Nicht zuletzt ist der Roman eine Satire auf den Literaturbetrieb. Sarr beschreibt, wie sich afrikanische Schriftsteller in Frankreich positionieren und wie mit ihnen umgegangen wird. T.C. Elimanes Kritiker zielten weniger auf Inhaltliches als auf die Hautfarbe des Autors ab, heißt es. Das Buch sei nicht afrikanisch genug, sei oft zu hören gewesen. Außerdem habe der Autor die Legende eines afrikanischen Stammes gestohlen. Alle diese Kritiker haben sich übrigens später umgebracht. Der Roman erzählt also nicht zuletzt von der Literatur und ihren Gefahren sowie von afrikanischen Autoren und ihren europäischen Kritikern.
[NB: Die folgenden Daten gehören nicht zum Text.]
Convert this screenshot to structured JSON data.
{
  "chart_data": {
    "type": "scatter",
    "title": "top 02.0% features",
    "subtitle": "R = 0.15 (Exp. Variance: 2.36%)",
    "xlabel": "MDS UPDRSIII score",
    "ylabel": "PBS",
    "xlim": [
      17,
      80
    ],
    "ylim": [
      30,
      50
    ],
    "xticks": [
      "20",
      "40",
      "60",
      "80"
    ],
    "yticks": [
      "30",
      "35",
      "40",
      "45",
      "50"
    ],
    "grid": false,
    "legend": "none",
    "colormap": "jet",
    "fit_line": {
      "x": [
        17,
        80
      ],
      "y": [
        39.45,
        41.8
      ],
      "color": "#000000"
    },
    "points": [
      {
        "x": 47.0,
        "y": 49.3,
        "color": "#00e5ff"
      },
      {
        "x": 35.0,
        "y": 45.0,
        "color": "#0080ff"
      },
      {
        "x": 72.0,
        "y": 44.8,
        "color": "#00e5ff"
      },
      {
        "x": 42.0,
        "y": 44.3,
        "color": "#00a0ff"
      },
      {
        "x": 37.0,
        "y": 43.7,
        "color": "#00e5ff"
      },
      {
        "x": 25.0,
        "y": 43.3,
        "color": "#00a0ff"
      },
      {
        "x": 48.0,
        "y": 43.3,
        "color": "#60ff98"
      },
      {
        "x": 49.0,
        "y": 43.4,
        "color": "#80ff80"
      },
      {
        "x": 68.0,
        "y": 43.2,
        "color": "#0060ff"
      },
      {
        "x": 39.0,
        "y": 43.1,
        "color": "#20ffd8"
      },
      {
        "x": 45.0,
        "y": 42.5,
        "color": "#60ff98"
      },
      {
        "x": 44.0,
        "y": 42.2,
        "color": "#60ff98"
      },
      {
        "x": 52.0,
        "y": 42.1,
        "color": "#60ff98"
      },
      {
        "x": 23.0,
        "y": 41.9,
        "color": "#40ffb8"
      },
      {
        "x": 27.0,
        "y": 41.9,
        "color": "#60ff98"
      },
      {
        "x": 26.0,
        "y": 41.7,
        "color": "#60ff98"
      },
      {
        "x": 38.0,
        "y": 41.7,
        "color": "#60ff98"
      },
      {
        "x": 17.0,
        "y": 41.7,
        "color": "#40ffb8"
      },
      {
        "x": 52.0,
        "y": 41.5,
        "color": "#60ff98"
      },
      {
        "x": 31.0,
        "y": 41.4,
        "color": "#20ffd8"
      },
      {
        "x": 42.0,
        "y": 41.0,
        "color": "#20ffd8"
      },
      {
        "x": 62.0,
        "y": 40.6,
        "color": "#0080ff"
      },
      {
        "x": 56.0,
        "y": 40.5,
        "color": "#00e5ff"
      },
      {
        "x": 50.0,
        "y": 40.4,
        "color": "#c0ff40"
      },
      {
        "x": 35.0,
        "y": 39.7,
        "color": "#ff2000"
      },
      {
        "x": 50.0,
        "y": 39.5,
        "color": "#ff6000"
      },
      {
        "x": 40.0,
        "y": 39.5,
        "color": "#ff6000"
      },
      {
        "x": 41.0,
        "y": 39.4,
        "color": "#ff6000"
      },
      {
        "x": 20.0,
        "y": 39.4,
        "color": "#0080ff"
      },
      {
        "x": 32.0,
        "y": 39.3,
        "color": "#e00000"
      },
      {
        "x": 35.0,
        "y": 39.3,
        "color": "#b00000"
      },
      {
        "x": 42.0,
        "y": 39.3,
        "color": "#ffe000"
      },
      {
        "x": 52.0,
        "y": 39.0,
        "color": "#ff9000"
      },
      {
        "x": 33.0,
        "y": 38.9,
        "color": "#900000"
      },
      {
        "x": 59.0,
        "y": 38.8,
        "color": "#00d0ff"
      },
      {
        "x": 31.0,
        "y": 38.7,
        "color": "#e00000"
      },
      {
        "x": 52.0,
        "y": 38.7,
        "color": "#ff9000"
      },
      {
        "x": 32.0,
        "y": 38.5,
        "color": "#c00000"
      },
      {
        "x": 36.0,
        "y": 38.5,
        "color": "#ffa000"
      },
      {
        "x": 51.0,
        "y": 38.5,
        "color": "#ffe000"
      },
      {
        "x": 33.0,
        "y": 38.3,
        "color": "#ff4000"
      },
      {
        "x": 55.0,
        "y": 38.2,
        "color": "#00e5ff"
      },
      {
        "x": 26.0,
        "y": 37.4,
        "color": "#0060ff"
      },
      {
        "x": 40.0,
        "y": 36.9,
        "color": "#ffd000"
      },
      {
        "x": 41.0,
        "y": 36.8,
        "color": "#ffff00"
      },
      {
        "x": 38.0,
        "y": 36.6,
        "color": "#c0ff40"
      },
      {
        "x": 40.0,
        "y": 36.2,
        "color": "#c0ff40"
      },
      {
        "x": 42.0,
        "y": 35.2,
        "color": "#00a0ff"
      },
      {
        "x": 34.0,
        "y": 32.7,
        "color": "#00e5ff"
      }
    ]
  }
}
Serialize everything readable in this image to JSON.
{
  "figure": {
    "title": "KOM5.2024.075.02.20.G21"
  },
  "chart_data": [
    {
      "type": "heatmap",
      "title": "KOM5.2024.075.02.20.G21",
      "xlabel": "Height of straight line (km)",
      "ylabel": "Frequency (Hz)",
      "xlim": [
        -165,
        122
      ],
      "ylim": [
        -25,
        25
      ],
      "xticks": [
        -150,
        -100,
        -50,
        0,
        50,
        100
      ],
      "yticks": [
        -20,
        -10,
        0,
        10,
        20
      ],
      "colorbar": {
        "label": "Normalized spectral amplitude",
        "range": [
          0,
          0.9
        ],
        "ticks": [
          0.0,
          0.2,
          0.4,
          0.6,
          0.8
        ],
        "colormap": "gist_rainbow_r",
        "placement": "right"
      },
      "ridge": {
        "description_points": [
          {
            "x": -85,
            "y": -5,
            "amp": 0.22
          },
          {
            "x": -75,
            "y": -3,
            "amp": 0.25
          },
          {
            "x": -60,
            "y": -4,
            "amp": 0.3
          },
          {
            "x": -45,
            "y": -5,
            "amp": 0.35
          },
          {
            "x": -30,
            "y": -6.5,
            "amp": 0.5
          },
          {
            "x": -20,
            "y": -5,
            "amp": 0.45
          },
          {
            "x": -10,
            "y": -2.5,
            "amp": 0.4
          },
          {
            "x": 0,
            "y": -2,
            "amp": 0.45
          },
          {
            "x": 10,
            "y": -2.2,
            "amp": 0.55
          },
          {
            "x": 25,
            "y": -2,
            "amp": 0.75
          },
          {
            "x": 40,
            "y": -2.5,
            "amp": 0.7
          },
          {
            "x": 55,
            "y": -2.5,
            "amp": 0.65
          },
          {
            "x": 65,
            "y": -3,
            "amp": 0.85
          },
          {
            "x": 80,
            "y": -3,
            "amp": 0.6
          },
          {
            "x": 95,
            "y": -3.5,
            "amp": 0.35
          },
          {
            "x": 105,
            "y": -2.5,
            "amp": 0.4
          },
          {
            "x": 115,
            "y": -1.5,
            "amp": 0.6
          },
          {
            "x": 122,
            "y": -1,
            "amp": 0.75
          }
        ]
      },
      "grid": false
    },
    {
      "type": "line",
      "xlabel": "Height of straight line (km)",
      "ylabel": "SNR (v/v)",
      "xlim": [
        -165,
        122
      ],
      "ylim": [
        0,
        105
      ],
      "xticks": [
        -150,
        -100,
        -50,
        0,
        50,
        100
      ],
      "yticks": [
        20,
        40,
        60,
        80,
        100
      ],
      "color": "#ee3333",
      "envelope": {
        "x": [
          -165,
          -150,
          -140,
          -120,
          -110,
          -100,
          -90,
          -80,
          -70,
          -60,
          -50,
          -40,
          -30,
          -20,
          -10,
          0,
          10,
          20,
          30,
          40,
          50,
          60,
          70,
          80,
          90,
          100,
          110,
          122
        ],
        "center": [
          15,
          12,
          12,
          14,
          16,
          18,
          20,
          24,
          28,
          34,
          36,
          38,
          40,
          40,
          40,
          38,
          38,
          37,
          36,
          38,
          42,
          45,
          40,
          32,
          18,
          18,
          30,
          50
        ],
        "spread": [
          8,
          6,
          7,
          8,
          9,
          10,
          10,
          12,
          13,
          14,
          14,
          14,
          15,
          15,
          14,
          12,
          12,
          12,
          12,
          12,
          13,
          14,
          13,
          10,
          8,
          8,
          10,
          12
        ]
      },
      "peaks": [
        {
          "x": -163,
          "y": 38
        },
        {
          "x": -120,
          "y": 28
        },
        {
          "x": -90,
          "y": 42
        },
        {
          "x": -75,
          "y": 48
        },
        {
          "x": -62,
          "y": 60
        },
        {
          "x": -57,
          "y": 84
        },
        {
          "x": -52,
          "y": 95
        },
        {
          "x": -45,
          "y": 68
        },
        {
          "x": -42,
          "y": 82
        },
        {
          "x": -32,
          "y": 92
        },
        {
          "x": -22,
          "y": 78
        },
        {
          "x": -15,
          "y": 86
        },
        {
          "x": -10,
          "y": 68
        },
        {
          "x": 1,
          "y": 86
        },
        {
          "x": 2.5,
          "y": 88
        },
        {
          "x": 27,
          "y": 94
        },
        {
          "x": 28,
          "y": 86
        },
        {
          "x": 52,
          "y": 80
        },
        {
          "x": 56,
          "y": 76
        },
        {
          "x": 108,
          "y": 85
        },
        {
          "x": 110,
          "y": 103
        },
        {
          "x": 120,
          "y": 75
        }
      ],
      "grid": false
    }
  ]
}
Erstere sind verbunden durch „das stille Eingeständnis, dass wir Afrikaner ein wenig verloren und unglücklich in Europa waren, auch wenn wir so taten, als wären wir überall zu Hause“. Das verweist auf die Frage, ob man seine kulturellen Wurzeln verleugnet, wenn man sich als Afrikaner auf Europa einlässt.
„Ob Homer tatsächlich gelebt hat, bleibt eine spannende Frage“, schreibt Sarr, um zu verdeutlichen, worum es ihm geht: „Letzten Endes ändert sie jedoch wenig an der Begeisterung des Lesers, denn wer oder was auch immer Homer war, der Leser ist ihm dankbar dafür, dass er die Ilias oder die Odyssee geschrieben hat.“ Ebenso bedeutungslos sei es, welche Person, Mystifikation oder Legende hinter T.C. Elimane stecke. „Denn diesem Namen verdankten wir das Werk, das unseren Blick auf die Literatur und vielleicht auch auf das Leben verändert hat.“
Mohamed Mbougar Sarr erweitert jedenfalls den literarischen Kosmos seiner Leser. Sein Roman ist eine Bereicherung der jüngeren Literaturgeschichte, stilistisch und im Aufbau in jeglicher Hinsicht gelungen, spannend und wie in einem Sog zu lesen und nicht zuletzt meisterhaft von Holger Fock und Sabine Müller ins Deutsche übertragen.